There are lots of easy (and free) ways to do the calculation on your own.
Chances are your workplace retirement plan has one on the website that already has a lot of information about your current situation loaded in. And it may even offer the ability for you to make some adjustments in your current savings or investments to improve your current situation. The Ballpark E$timate, provided by the American Savings Education Council (http://www.choosetosave.org/ballpark/) is a good option, and organizations like AARP and the Consumer Federation of America also offer alternatives.
It won’t take as long as you think.
A lot depends on which calculator you use, how complicated your financial situation is, and how much thought you’ve given to the subject before you sat down in front of the calculator. And things will go a lot faster if you have a sense of when you plan to quit working, and if you have taken the time to pull together the statements from your 401(k), IRA, etc. But, once you’ve got your statements together, you can get through most of these in less than an hour.

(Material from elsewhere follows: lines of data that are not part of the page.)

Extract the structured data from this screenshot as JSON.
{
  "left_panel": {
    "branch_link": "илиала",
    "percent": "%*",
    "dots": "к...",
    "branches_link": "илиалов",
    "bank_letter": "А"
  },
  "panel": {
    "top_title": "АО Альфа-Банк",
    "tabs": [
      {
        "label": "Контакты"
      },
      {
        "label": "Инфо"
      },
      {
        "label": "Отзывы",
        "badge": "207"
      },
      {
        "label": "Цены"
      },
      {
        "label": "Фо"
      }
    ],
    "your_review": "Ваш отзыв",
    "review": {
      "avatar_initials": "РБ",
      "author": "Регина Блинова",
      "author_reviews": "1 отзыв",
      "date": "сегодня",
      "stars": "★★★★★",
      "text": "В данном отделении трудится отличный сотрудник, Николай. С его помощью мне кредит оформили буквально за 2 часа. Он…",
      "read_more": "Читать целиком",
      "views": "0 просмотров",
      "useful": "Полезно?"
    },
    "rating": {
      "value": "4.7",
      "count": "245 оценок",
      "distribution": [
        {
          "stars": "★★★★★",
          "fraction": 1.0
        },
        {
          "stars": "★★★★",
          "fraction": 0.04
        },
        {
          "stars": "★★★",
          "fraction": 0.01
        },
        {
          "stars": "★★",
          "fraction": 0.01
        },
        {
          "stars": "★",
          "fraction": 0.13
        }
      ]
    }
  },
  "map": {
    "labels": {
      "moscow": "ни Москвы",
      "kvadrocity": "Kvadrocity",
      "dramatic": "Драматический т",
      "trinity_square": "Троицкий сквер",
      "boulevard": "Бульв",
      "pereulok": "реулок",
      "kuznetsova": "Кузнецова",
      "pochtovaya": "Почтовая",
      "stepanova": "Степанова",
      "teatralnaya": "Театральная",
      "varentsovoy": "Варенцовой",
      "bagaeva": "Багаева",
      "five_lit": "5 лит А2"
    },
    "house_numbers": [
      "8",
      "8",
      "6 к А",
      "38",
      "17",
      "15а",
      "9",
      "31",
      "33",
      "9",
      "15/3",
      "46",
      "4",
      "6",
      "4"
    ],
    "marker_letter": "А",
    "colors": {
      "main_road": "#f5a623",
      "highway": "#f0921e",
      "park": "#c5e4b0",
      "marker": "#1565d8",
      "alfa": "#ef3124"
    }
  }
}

You’ll feel – and likely be – better off after you have done a calculation.
If you’re nervous about this process – well, that’s normal. However, for years now the Retirement Confidence Survey (RCS) published by the Employee Benefit Research Institute has found that those who have done a calculation wind up being more confident about their retirement prospects than those who haven’t. And the RCS has also found an increase in the chances of being financially prepared for retirement as well.
You can get help.
It’s increasingly likely that if you have a workplace retirement plan, such as a 401(k), you also have access to the support of an advisor who knows your plan, is familiar with these tools, and will be glad to help you go through the process. And the process of helping figure out ways to improve your odds of a financially secure retirement – all year long.
p.s.: Our lack of planning made for a chilly night at the Grand Canyon, though we spent it in a camper park, not a hotel parking lot. That discomfort made it all the easier for us to attain our primary objective – to see the Grand Canyon at sunrise – something we’d surely never have done if we’d actually gotten into a warm hotel bed that night. We got some great memories from that trip – but I’ve not been willing to rely on the “luck of the Irish” since.